In other words, Americans have blown through $1.9 trillion in savings in just two years.
Even the mainstream is starting to recognize this isn’t a sustainable trajectory. Bloomberg reported, “Despite persistent inflation and high interest rates, consumer spending has remained resilient and helped power the economy. Some have resorted to credit cards and savings to do so, but with savings shrinking and delinquencies on the rise, some economists doubt the current spending momentum is sustainable.”
Student loan repayment is scheduled to restart in October. That is going to put even more strain on debt-saddled consumers.
As Peter Schiff recently pointed out in a tweet, the fact that Americans continued to run up credit card debt despite high interest rates shows the Fed is not winning the inflation fight.
Surging credit card debt and plunging savings prove the #Fed lost the #inflation fight. To win, the Fed must reduce consumer spending and increase savings. The rate hikes only helped lower the #CPI because they strengthened the dollar. A weakening dollar will reverse those gains.

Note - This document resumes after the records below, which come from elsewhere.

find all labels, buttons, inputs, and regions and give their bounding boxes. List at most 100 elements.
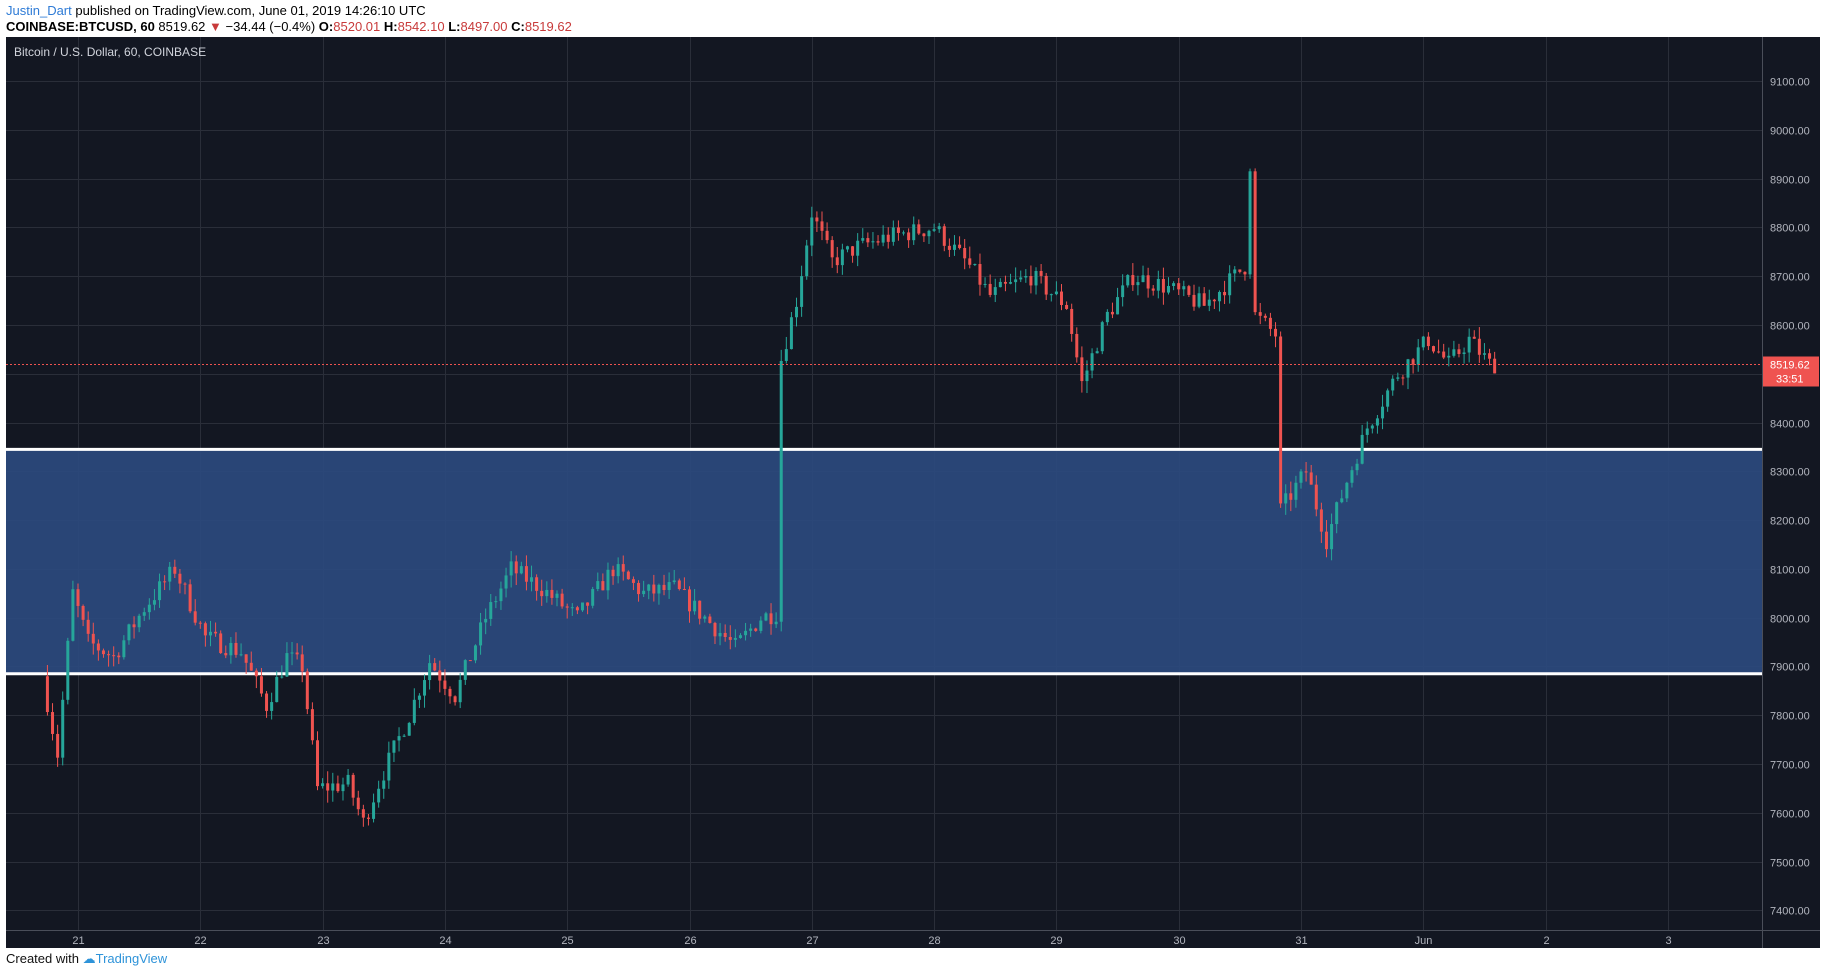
candle-body [611, 569, 615, 577]
candle-body [586, 602, 590, 606]
candle-body [738, 635, 742, 638]
candle-body [300, 654, 304, 672]
candle-body [402, 735, 406, 737]
candle-body [902, 232, 906, 234]
candle-body [504, 575, 508, 589]
candle-body [769, 613, 773, 625]
candle-body [117, 655, 121, 658]
candle-body [484, 618, 488, 623]
candle-body [1136, 282, 1140, 286]
candle-body [1299, 471, 1303, 483]
candle-body [1024, 276, 1028, 278]
time-axis[interactable] [6, 930, 1820, 948]
candle-body [637, 582, 641, 595]
chart-title: Bitcoin / U.S. Dollar, 60, COINBASE [14, 45, 206, 59]
candle-body [1381, 406, 1385, 419]
candle-body [652, 584, 656, 594]
candle-body [1080, 357, 1084, 382]
candle-body [56, 733, 60, 758]
last-price-text: 8519.62 [158, 19, 206, 34]
candle-body [677, 580, 681, 590]
candle-body [1284, 493, 1288, 504]
candle-body [499, 588, 503, 602]
open-value: 8520.01 [333, 19, 381, 34]
candle-body [667, 582, 671, 591]
candle-body [601, 581, 605, 591]
x-tick-label: Jun [1415, 935, 1433, 947]
candle-body [1452, 349, 1456, 356]
candle-body [657, 584, 661, 594]
candle-body [1330, 524, 1334, 550]
x-tick-label: 23 [317, 935, 329, 947]
author-link[interactable]: Justin_Dart [6, 3, 72, 18]
candle-body [295, 652, 299, 655]
candle-body [815, 217, 819, 222]
candle-body [463, 660, 467, 680]
candle-body [1421, 336, 1425, 348]
candle-body [1100, 322, 1104, 352]
candle-body [168, 566, 172, 582]
candle-body [1172, 283, 1176, 286]
open-label: O: [318, 19, 334, 34]
candle-body [132, 624, 136, 628]
candle-body [142, 612, 146, 616]
candle-body [438, 670, 442, 681]
candle-body [1447, 355, 1451, 358]
y-tick-label: 8700.00 [1770, 272, 1810, 284]
candle-body [642, 590, 646, 595]
candle-body [183, 583, 187, 585]
candle-body [214, 631, 218, 634]
candle-body [1375, 418, 1379, 426]
candle-body [1345, 482, 1349, 499]
candle-body [147, 604, 151, 613]
tradingview-brand[interactable]: TradingView [95, 951, 168, 966]
y-tick-label: 7900.00 [1770, 662, 1810, 674]
candle-body [693, 600, 697, 612]
candle-body [1493, 358, 1497, 374]
candle-body [988, 283, 992, 295]
candle-body [932, 229, 936, 231]
candle-body [866, 238, 870, 243]
y-tick-label: 8400.00 [1770, 419, 1810, 431]
candle-body [1335, 502, 1339, 525]
candle-body [1197, 293, 1201, 307]
candle-body [973, 264, 977, 266]
candle-body [203, 623, 207, 636]
candle-body [764, 613, 768, 621]
candle-body [229, 642, 233, 656]
candle-body [96, 643, 100, 651]
candle-body [193, 611, 197, 623]
change-text: −34.44 (−0.4%) [225, 19, 316, 34]
candle-body [1289, 493, 1293, 500]
candle-body [688, 589, 691, 612]
candle-body [1151, 288, 1155, 291]
candle-body [952, 244, 956, 250]
candle-body [810, 217, 814, 246]
candle-body [580, 602, 584, 611]
candle-body [1075, 333, 1079, 358]
candle-body [1019, 277, 1023, 280]
candle-body [249, 662, 253, 671]
candle-body [1309, 472, 1313, 485]
price-axis[interactable] [1762, 37, 1820, 930]
x-tick-label: 30 [1173, 935, 1185, 947]
candle-body [473, 645, 477, 661]
y-tick-label: 8600.00 [1770, 321, 1810, 333]
y-tick-label: 8800.00 [1770, 223, 1810, 235]
candle-body [998, 281, 1002, 288]
candle-body [1274, 328, 1278, 337]
candle-body [1192, 294, 1196, 307]
x-tick-label: 26 [684, 935, 696, 947]
tradingview-logo-icon[interactable]: ☁ [82, 951, 96, 966]
candle-body [1411, 359, 1415, 365]
candle-body [1431, 346, 1435, 352]
support-zone-rectangle[interactable] [6, 449, 1762, 674]
candle-body [1187, 286, 1191, 295]
candle-body [1110, 311, 1114, 315]
candle-body [1039, 270, 1043, 276]
x-tick-label: 21 [72, 935, 84, 947]
candle-body [927, 230, 931, 237]
candle-body [1488, 353, 1492, 359]
candle-body [1253, 171, 1257, 313]
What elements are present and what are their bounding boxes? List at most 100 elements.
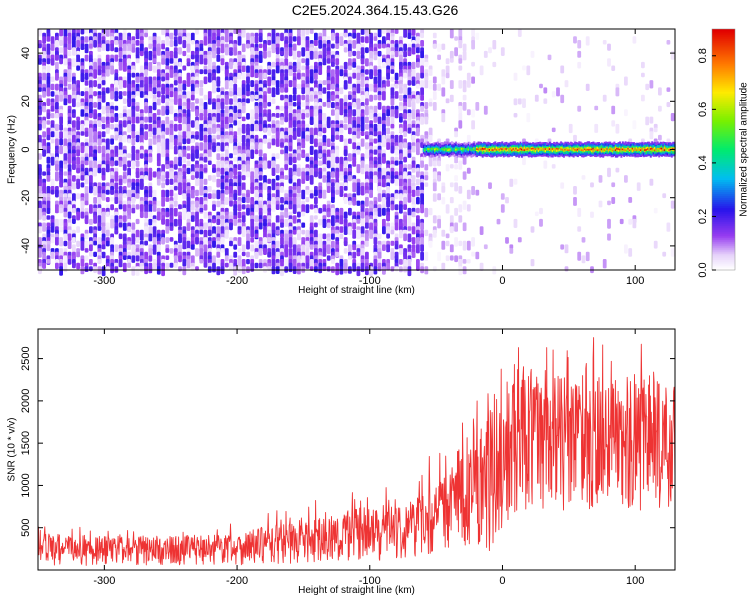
signal-band-cell: [442, 148, 445, 151]
spectrogram-cell: [343, 186, 348, 191]
spectrogram-cell: [492, 40, 497, 50]
spectrogram-cell: [411, 102, 416, 110]
spectrogram-cell: [322, 222, 327, 228]
spectrogram-cell: [301, 58, 306, 64]
spectrogram-cell: [339, 87, 344, 95]
spectrogram-cell: [416, 36, 420, 44]
spectrogram-cell: [118, 204, 123, 210]
spectrogram-cell: [645, 83, 650, 91]
signal-band-cell: [457, 148, 460, 150]
signal-band-cell: [635, 146, 638, 151]
spectrogram-cell: [161, 134, 165, 140]
spectrogram-cell: [356, 149, 361, 155]
spectrogram-cell: [377, 262, 382, 268]
spectrogram-cell: [229, 164, 233, 169]
spectrogram-cell: [229, 61, 233, 70]
signal-band-cell: [562, 148, 565, 151]
spectrogram-cell: [246, 193, 250, 199]
spectrogram-cell: [220, 237, 225, 245]
spectrogram-cell: [326, 244, 331, 255]
spectrogram-cell: [55, 189, 59, 198]
spectrogram-cell: [195, 149, 199, 159]
spectrogram-cell: [377, 87, 382, 93]
signal-band-cell: [658, 148, 661, 153]
spectrogram-cell: [335, 43, 340, 49]
spectrogram-cell: [360, 211, 365, 219]
spectrogram-cell: [156, 87, 161, 93]
spectrogram-cell: [407, 237, 412, 242]
spectrogram-cell: [42, 91, 46, 98]
spectrogram-cell: [339, 164, 344, 173]
signal-band-cell: [536, 148, 539, 151]
spectrogram-cell: [339, 127, 344, 134]
spectrogram-cell: [67, 233, 72, 242]
signal-band-cell: [554, 147, 557, 150]
spectrogram-cell: [105, 240, 110, 247]
spectrogram-cell: [101, 244, 106, 250]
spectrogram-cell: [216, 47, 221, 55]
spectrogram-cell: [275, 87, 280, 95]
spectrogram-cell: [356, 50, 361, 59]
spectrogram-cell: [105, 189, 110, 195]
spectrogram-cell: [581, 255, 586, 264]
spectrogram-cell: [114, 94, 119, 102]
signal-band-cell: [567, 146, 570, 151]
spectrogram-cell: [173, 248, 178, 253]
spectrogram-cell: [114, 40, 119, 46]
signal-band-cell: [663, 146, 666, 151]
signal-band-cell: [560, 148, 563, 150]
spectrogram-cell: [356, 229, 361, 240]
spectrogram-cell: [63, 182, 68, 187]
spectrogram-cell: [203, 222, 208, 230]
signal-band-cell: [429, 147, 432, 150]
signal-band-cell: [476, 148, 479, 150]
spectrogram-cell: [110, 113, 114, 118]
spectrogram-cell: [122, 255, 127, 260]
spectrogram-cell: [403, 29, 407, 38]
spectrogram-cell: [216, 226, 221, 235]
spectrogram-cell: [382, 218, 386, 228]
spectrogram-cell: [624, 244, 628, 254]
spectrogram-cell: [55, 164, 59, 171]
spectrogram-cell: [190, 215, 195, 222]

— Peter Schiff (@PeterSchiff) August 14, 2023
The bottom line is that Americans turned to credit cards because they didn’t have any other way to make ends meet. People don’t run up their Visa balance month after month to buy groceries when they are in “very strong” financial shape. The stimulus checks are long gone. Savings are being depleted. The average person had no choice but to pull out the plastic if they wanted to maintain their standard of living. Of course, this never was a sustainable trajectory. A credit card has this inconvenient thing called a limit.